Marissa Mayer's Reinvention of Yahoo! Stumbles
schnell writes The New York Times Magazine has an in-depth profile of Marissa Mayer's time at the helm of Yahoo!, detailing her bold plans to reinvent the company and spark a Jobs-ian turnaround through building great new products. But some investors are saying that her product focus (to the point of micromanaging) hasn't generated results, and that the company should give up on trying to create the next iPod, merge with AOL to cut costs and focus on the unglamorous core business that it has. Is it time for Yahoo! to "grow up" and set its sights lower?

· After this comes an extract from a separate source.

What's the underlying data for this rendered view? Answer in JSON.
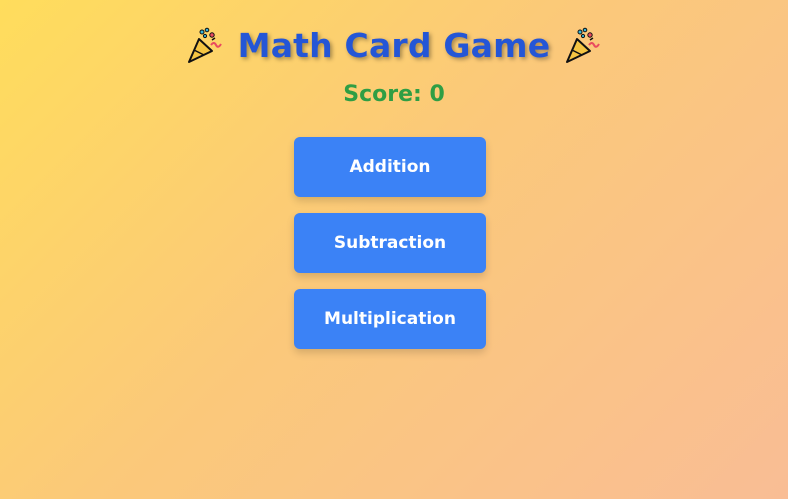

It can be done. Yahoo has the resources and man power to get there but micro managing was mentioned and that's a key problem right there. I have worked with micro managing managers and I have worked with well informed managers who keep abreast of things and is course I have worked with bad managers. Since I have begun managing myself I have seen great results and I DO NOT micro manage. The best managers I have ever had which have lead me to how I manage now are involved and aware and make key management decisions but they do not micro manage and that was key. I do not micro manage and I have seen steady and excellent growth in our business due to how I operate and how the best managers before me operated has lead me down that path. You take micro managers and they are persistent firm of stress in the workplace. They are invasive and cumbersome. On the other hand I have had managers that are the opposite end of the spectrum where they were not involved enough and/or didn't understand the decisions as best as they should have. They lead to very poor management decisions. A good manager not only knows what is best but knows where to ask and where to trust and speaking of trust you need to know your team well so that you can effectively trust their decisions.
Not anymore. Yahoo requires (yes, requires, no barely-visible option to skip) a cellphone number to sign up. Because putting your only-above-AOL-mail service behind a gate that requires giving personal information to a company infamous for shit security is a good idea, right?
Well... aside from the vitriol..
We do know the following:
1) She actually did fire all of the senior management and replace them with puppets.
2) She did hire legions of publicists to promote Marissa.
3) She did spend quite a bit on acquisitions which were questionable.
4) It's not working out so well for Yahoo.
So I'm not sure what citations you're looking for. It's not exactly hearsay.